In this example, the proposed controller is applied for synchronization of two uncertain fractional-order Liu systems with different initial conditions. The obtained results are compared with the results of [46]. In [46], the synchronization of two fractional-order Liu systems has been used in a secure communication scheme. The Liu system is as follows:

$$\begin{aligned} \begin{aligned} D^\alpha {y_1}&= 10\left( {{y_2} - {y_1}} \right) \\ D^\alpha {y_2}&= 40{y_1} - {y_1}{y_3} \\ D^\alpha {y_3}&= - 4{y_1^2}-2.5{y_3} \end{aligned} \end{aligned}$$
(42)

where \(\alpha =0.9\), the initial conditions of master and slave systems are \(y_1(0),y_2(0),y_3(0)=(2,1,3)\) and \(y_1(0),y_2(0),y_3(0)=(15,6.5,7)\) [46]. The input message is considered as sin(t). Other controller parameters are the same as the Example 1. The synchronization performance is shown in Fig. 15. The results of the encryption and decryption are shown in Fig. 16. The comparison results of proposed method and the method of [46] are given in Table 4. As the same as the previous examples, this example also shows that the proposed controller shows better performance. It must be noted that the image encryption based on the fractional-order chaotic systems has been studied in many papers. For instance in [47, 48] the image encryption scheme are proposed based on a fractional-order chaotic logistic systems.

Fig. 15
figure 15

Output trajectory of master and slave systems, Example 3

Fig. 16
figure 16

Results for the encryption and decryption, Example 3

Table 4 Comparison of our results and the results of [46], Example 3

7 Conclusion

A new robust control strategy is proposed in this paper for synchronization of fractional-order hyperchaotic systems. Furthermore, a new self-evolving non-singleton type-2 fuzzy neural network (SE-NT2FNN) presented, in which the structure of fuzzy neural network is not fixed and is modified when necessary and the proposed SE-NT2FNN has ability to identify dynamic of hyperchaotic systems. The effect of approximation error and external disturbance can be eliminated by \({H_\infty }\) LMI-based control approach. It is shown that the closed-loop system is stable. The proposed method is successfully applied to synchronize two identical and nonidentical fractional-order hyperchaotic systems.

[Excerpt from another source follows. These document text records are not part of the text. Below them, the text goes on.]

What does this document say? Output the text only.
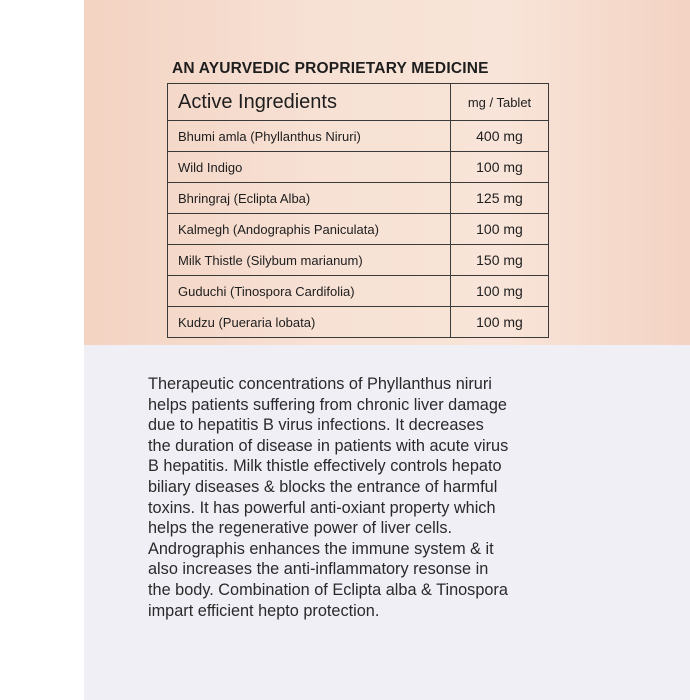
AN AYURVEDIC PROPRIETARY MEDICINE
Active Ingredients	mg / Tablet
Bhumi amla (Phyllanthus Niruri)	400 mg
Wild Indigo	100 mg
Bhringraj (Eclipta Alba)	125 mg
Kalmegh (Andographis Paniculata)	100 mg
Milk Thistle (Silybum marianum)	150 mg
Guduchi (Tinospora Cardifolia)	100 mg
Kudzu (Pueraria lobata)	100 mg
Therapeutic concentrations of Phyllanthus niruri
helps patients suffering from chronic liver damage
due to hepatitis B virus infections. It decreases
the duration of disease in patients with acute virus
B hepatitis. Milk thistle effectively controls hepato
biliary diseases & blocks the entrance of harmful
toxins. It has powerful anti-oxiant property which
helps the regenerative power of liver cells.
Andrographis enhances the immune system & it
also increases the anti-inflammatory resonse in
the body. Combination of Eclipta alba & Tinospora
impart efficient hepto protection.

The simulation results verified that proposed controller shows good performance in the presence of unknown functions and external disturbances. Also the results for the encryption and decryption of the input message in the secure communication system, confirmed the effectiveness of the proposed synchronization scheme. As we know, in all of works in the field of synchronization of the fractional-order chaotic systems and also in this paper, the value of the fractional-order is assumed to be known. In the future works, we will extended the results to the cases that the controller is not depend on the value of fractional-order.